Doch plots is de breede onderkaak weer nijdig Vooruit gesprongen, de tanden bloot, bijtens gereed. Ook op het gelaat is de kleur van vaalbleek tot hoogrood gestegen. Op den prins, die ontsteld een stap achteruit is gegaan, komt de hagel neer: klachten, verwijten, smaadwoorden dan. Steeds sneller en heftiger. Hoe hij knoeit en knipt tegen zijn wettigen vorst, hoe hij hem dwarsboomt en tegenwerkt, ongehoorzaam en wederspannig is.
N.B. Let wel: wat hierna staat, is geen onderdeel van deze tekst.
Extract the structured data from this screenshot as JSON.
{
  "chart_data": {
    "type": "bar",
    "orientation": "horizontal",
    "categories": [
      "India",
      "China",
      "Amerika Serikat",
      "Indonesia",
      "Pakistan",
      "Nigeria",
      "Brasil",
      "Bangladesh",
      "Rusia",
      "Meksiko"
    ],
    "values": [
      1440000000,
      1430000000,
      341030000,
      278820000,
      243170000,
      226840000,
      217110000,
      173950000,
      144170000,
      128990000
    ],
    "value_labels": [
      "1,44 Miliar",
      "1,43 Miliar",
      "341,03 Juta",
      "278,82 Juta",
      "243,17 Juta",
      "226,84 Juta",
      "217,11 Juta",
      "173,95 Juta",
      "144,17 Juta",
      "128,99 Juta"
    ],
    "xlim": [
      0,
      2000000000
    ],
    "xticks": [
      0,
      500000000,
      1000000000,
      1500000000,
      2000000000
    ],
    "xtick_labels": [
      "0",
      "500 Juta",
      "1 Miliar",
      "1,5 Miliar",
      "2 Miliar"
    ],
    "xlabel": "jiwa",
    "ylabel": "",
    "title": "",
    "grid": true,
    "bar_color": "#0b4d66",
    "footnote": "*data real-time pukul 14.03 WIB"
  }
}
Een muiter, en een inblazer en een aanvoerder van muiters en opstandelingen! In een niet te stelpen vloed kletsen de woorden neer over de omstaanders, keilen over hen weg en rollen verder. Tot de vorst, bleek en ontdaan, daar buiten adem staat, den mond en de keel droog, een wit streepje schuim op de gesloten lippen.
En als de prins, een beetje bleek eerst, maar dan op de rustige, hoffelijke manier, die hem eigen is, antwoordt dat hij in geenerlei wijze het wagen zou zich tegen den wil van zijn doorluchtigen vorst te verzetten, maar dat in deze niets zonder de toestemming van de Staten geschieden kan; pakt hem plots een nijdige hand bij den pols - dezelfde grijphand die de spijkertjes uit den troonzetel rukte - en schudt hem heftig den voorarm. Bitter klinkt het uit 's Konings mond.
- No los estados! ma vos! vos! vos!
Maar de zeilen staan uit. Het galjoen rukt heftiger aan de trossen en feller beukt de gangbrug tegen den kaaimuur.
Fluitsignaal. Eindelijk gaat de brug omhoog. De trossen los. De kaapstander kreunt. Rythmisch trekken de galeiboeven: vijf roode ruggen over één riem gebogen, terwijl de bulpees zoeft. Bevelen klinken. Katrollen piepen; de zeilen, als volle boezems, zwellen.
Statig glijdt het koninklijk galjoen weg van de kade, waar de prins van Oranje, van uit de verte, aan zijn vorst nog het vaarwel toewuift.